The Brexit Party are opening up a commanding lead in the European election polls, while the Tories slip back, but Labour could be the beneficiaries at a general election, says Max Liu...
Nigel Farage's Brexit Party are [1.15] to win most seats when the UK holds European elections on 23 May, with nearest rivals Labour out to [7.8]. It was confirmed this week that voting will go ahead and you can now bet on how many seats the parties will take as well as turnout on the Exchange.
The odds have shortened on victory for Farage's party after a series of polls showed them opening up a commanding lead over the two main parties. This weekend, Opinium indicated a surge in support for the Brexit Party, as they hit 34%, with Labour on 21% and the Conservatives crashing to an all-time low 11% behind the Lib Dems' 12%. ComRes put the Brexit Party only two points ahead of Labour but still show the Tories trailing the Lib Dems.
If the Opinium figures are correct, the Brexit Party is destined to take more of the vote than the two main parties' combined. Farage was all over the BBC this week, on Thursday's Question Time (for the 33rd time) and today's Andrew Marr Show, claiming the mainstream media/UK political establishment - is in for a bigger surprise than anticipated on 23 May.
Bettors make it [2.4] that the Brexit Party will take 30-35% of the vote and, if that transpires, it could accelerate Theresa May's exit, with July to September [2.48] deemed the most likely period.
Could rise of Brexit Party let in Labour government?
The government would have you think that, if it goes as badly for them as anticipated, the outcome of the European elections is an anomaly. After all, Ukip took the most seats at the EU elections in 2014 then won only one seat at the following year's general election. In 2017, they emerged from the general election with no seats and Farage failed for the seventh time to get elected to the Westminster parliament.
But there are signs that the Brexit Party could cause havoc at a general election too, with a poll from ComRes this weekend showing them moving into second place (20%) behind Labour (27%) but ahead of the Tories (19%). That means the two main parties would have only 39% between them - a total which some commentators are claiming is their lowest combined vote share ever.
David Cameron's fear in the build-up to the 2015 general election was that Ukip could split the Tory vote and hand victory to Labour. It failed to happen, but these latest figures will sound alarm bells among Tories and bettors have taken notice already, with Labour into [4.0] to win a majority at the next general election and [2.06] to take most seats.
Takeaway from Verhofstadt doc?
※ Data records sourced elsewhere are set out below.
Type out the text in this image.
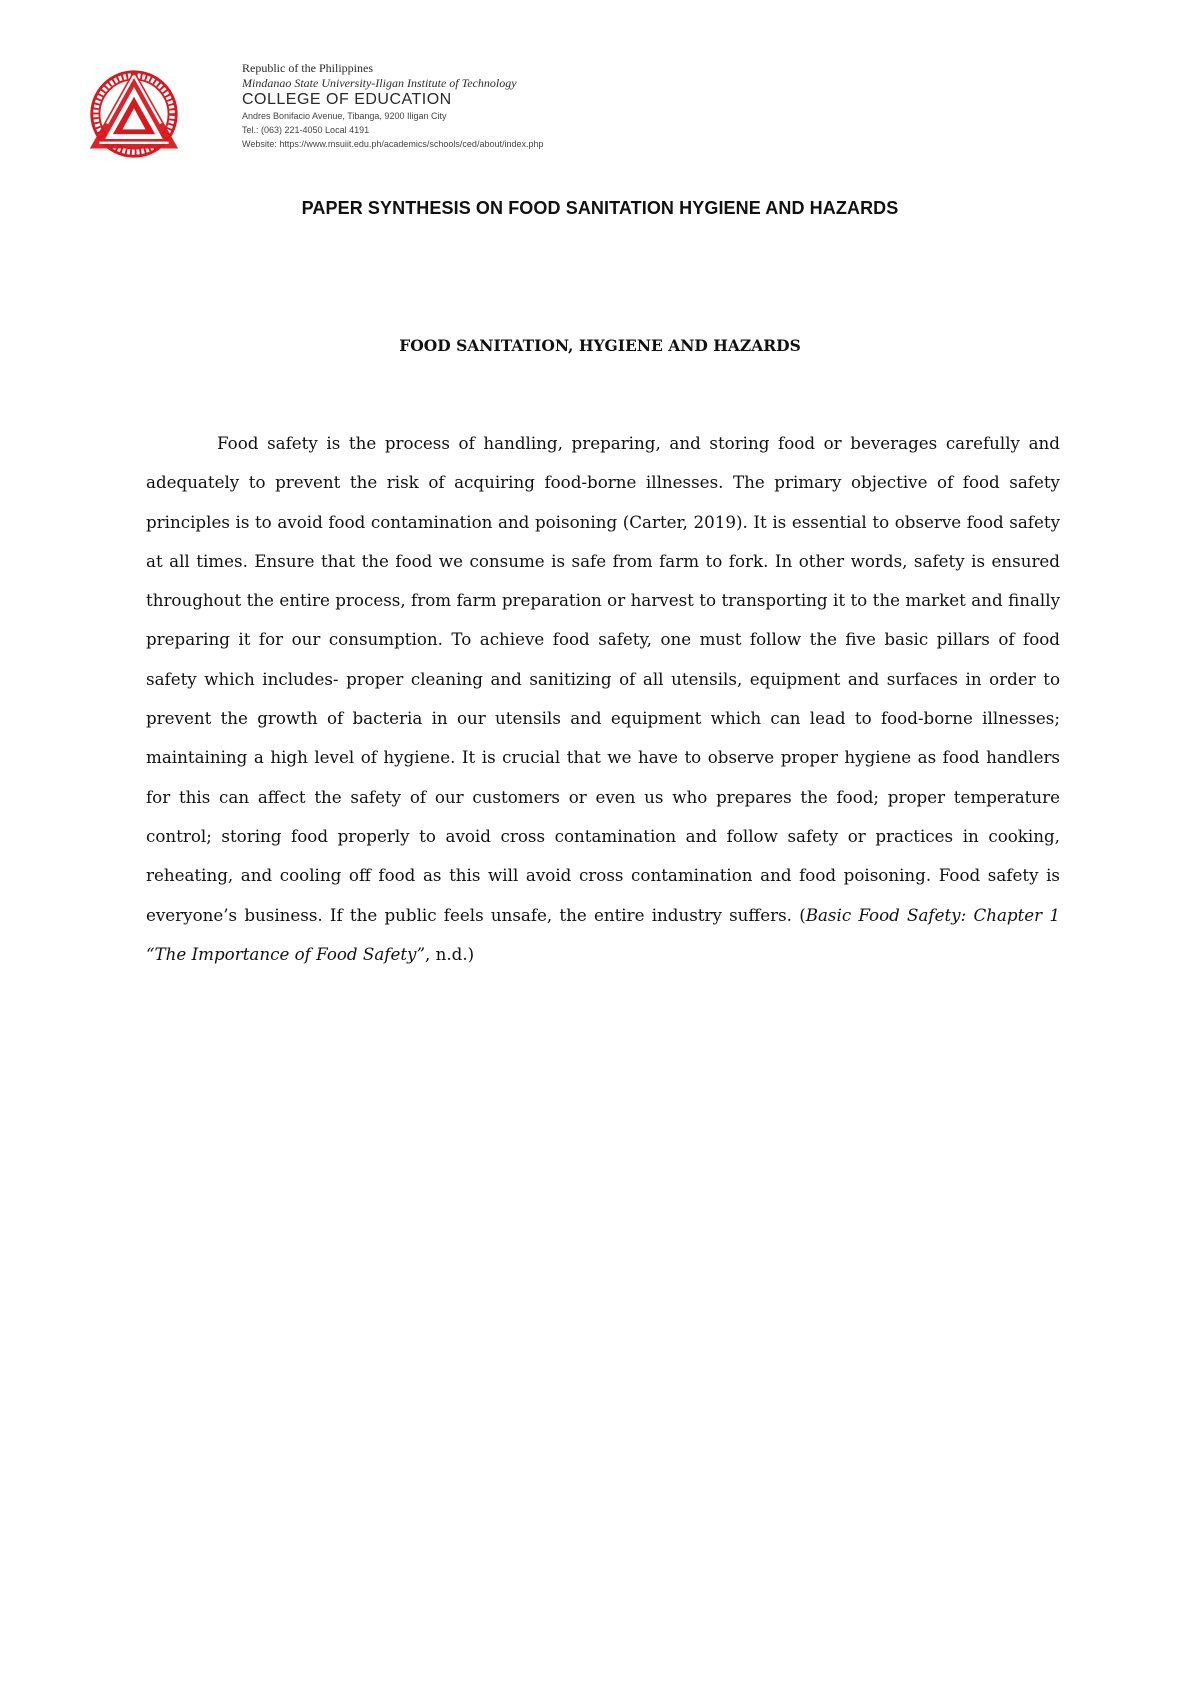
Republic of the Philippines
Mindanao State University-Iligan Institute of Technology
COLLEGE OF EDUCATION
Andres Bonifacio Avenue, Tibanga, 9200 Iligan City
Tel.: (063) 221-4050 Local 4191
Website: https://www.msuiit.edu.ph/academics/schools/ced/about/index.php
PAPER SYNTHESIS ON FOOD SANITATION HYGIENE AND HAZARDS
FOOD SANITATION, HYGIENE AND HAZARDS

Food safety is the process of handling, preparing, and storing food or beverages carefully and adequately to prevent the risk of acquiring food-borne illnesses. The primary objective of food safety principles is to avoid food contamination and poisoning (Carter, 2019). It is essential to observe food safety at all times. Ensure that the food we consume is safe from farm to fork. In other words, safety is ensured throughout the entire process, from farm preparation or harvest to transporting it to the market and finally preparing it for our consumption. To achieve food safety, one must follow the five basic pillars of food safety which includes- proper cleaning and sanitizing of all utensils, equipment and surfaces in order to prevent the growth of bacteria in our utensils and equipment which can lead to food-borne illnesses; maintaining a high level of hygiene. It is crucial that we have to observe proper hygiene as food handlers for this can affect the safety of our customers or even us who prepares the food; proper temperature control; storing food properly to avoid cross contamination and follow safety or practices in cooking, reheating, and cooling off food as this will avoid cross contamination and food poisoning. Food safety is everyone’s business. If the public feels unsafe, the entire industry suffers. (Basic Food Safety: Chapter 1 “The Importance of Food Safety”, n.d.)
Don't rule out no deal
The documentary about Brexit from the EU side, which screened on BBC4 this week, was hilarious at times, but it was also deeply concerning because it illustrated the vacuum of leadership on the UK side and revealed the EU's growing frustration with us.
In the film, Guy Verhofstadt was withering about most UK politicians, including Remainers who he said were in a "negative coalition" with hard Brexiteer MPs. Verhofstadt wants that to be broken apart to pass May's withdrawal deal - something which is [1.55] to happen this year.
There was a chilling moment when one of Verhofstadt's colleagues said that, while a no deal Brexit would be bad for the EU, it would be preferable to compromising the European single market - a timely reminder that, at [7.6], a no deal Brexit in 2019 shouldn't be ruled out.
In London on Friday, at an election campaign event alongside Vince Cable, Verhofstadt warned EU member countries: "Never repeat Brexit again." In the Exchange's Next Country to Hold an EU In/Out Referendum market, no referendum before 2022 is [2.54]. Watching that film, you can see why other countries would be put off.